Hypnotherapy for Anxiety
Hypnotherapy for anxiety can be tricky. I had a recent experience while working with a client. The experience made me more aware of how sensitive you need to be when anxiety, or fear is present. During the initial interview I was able to get a good amount of rapport. After the pre-talk I felt like she was ready to start working on the issue.
Initial Hypnotic Responses
As I worked with her she went into trance very quickly, and obtained a very deep state of relaxation. While helping her to access her fear I realized that she was having difficulty following along. I have used hypnotherapy for anxiety many different times. I have helped people overcome test anxiety, panic attacks, and reducing the fear of public speaking. Each time I have worked with fear recreating the state, and then disassociating has been extremely effective in eliminating the fear reaction. How ever I could tell by her physical reactions that she was not really focused on what I was saying. During the first session I thought that it just might have been concern about an unfamiliar environment. I resolved that during the next session she would be more responsive and gave her some post hypnotic suggestions then brought her out.
Hypnosis Session 2
During the next session she went quickly into trance and had no trouble relaxing, but again would not access the desired state. After a short time I decided that maybe it was the formal induction that was keeping her from accessing the state. I brought her out of trance and started to work with her using some waking hypnosis techniques. This just looks like normal conversation so at this time her friend that had come with her to the session decided it would be a good time to get a drink of water. Almost immediately after her friend left the room I noticed that she accessed the desired state. It was remarkable how the expression on her face changed. Her eyes opened wider, and her pupils dilated as she accessed everything she needed I quickly anchored the state in order to use it later. Once her friend came back into the room the state was gone and she was back to normal.
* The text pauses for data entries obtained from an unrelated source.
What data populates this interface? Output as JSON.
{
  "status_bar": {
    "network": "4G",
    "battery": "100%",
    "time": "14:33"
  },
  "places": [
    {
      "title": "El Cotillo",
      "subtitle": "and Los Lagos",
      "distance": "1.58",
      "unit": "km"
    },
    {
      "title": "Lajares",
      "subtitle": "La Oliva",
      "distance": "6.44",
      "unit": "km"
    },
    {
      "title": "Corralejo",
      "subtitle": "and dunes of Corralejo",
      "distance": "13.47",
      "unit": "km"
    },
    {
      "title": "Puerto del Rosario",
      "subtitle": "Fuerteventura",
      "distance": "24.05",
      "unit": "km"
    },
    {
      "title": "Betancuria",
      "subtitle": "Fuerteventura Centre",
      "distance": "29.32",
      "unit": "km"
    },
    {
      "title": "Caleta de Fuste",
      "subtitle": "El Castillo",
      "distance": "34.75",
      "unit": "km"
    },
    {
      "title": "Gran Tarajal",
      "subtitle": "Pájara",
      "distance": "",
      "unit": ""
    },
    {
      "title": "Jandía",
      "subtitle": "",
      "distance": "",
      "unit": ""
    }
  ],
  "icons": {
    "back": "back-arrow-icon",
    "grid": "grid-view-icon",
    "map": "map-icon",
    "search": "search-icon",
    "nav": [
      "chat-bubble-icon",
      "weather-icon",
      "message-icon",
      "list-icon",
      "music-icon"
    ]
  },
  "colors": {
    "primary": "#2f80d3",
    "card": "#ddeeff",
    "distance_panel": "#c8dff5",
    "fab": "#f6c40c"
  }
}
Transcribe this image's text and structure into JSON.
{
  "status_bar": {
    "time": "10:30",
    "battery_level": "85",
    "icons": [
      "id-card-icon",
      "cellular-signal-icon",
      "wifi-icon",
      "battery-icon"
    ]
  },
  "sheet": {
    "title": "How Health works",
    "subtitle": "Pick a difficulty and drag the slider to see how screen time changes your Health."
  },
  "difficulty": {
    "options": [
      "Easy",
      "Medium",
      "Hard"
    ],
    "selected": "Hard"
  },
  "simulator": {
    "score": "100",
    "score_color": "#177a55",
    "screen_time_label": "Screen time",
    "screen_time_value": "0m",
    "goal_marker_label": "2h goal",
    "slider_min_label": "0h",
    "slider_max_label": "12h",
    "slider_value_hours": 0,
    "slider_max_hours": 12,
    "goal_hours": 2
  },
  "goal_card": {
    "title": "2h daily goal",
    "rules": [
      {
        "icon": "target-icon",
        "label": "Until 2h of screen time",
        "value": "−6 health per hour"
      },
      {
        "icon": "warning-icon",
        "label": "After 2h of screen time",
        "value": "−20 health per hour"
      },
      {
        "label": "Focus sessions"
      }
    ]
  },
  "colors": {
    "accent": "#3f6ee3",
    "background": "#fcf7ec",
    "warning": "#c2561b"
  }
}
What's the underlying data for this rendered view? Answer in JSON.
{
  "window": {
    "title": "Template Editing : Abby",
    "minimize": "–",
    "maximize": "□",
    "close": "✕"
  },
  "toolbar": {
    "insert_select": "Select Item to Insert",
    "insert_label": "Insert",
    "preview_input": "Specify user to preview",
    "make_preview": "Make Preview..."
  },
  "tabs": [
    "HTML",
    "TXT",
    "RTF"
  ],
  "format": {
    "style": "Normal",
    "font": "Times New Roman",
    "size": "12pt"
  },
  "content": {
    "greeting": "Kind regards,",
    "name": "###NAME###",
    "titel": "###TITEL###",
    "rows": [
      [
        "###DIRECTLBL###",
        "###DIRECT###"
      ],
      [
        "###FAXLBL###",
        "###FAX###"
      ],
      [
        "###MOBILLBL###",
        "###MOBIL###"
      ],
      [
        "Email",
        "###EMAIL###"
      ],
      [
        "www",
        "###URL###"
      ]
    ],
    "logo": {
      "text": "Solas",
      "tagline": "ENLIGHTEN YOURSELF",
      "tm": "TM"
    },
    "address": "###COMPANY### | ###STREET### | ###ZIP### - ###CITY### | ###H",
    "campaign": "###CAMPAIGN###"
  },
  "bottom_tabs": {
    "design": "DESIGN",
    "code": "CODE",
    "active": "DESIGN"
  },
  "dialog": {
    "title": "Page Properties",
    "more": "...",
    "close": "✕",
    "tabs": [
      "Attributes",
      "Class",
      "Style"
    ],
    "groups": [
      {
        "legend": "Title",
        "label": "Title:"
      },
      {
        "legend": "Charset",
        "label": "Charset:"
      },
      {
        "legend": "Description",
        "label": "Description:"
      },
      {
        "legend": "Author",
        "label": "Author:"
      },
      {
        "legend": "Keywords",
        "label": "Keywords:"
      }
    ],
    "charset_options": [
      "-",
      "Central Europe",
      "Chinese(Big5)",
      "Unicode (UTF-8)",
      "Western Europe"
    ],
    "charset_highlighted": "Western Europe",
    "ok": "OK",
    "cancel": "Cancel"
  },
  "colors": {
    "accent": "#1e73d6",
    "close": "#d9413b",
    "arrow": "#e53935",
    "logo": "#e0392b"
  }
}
It was then I realized that it was not the method I was using it was the psychological interference from the friend in the room. I do not think that this friend was involved in the events that caused the fear initially, but they were definitely affecting the response of their friend trying to get help.
Sensitivity is Key
In retrospect I should have guessed what the problem was but the fact that the friend was there as a source of security made me overlook the fact that often times people will hide emotions and feelings, due to a fear of rejection and a desire for acceptance. This is especially true when using hypnotherapy for anxiety. Many times an initial sensitizing event can be a past rejection. This is especially true if it is an important figure in someones life.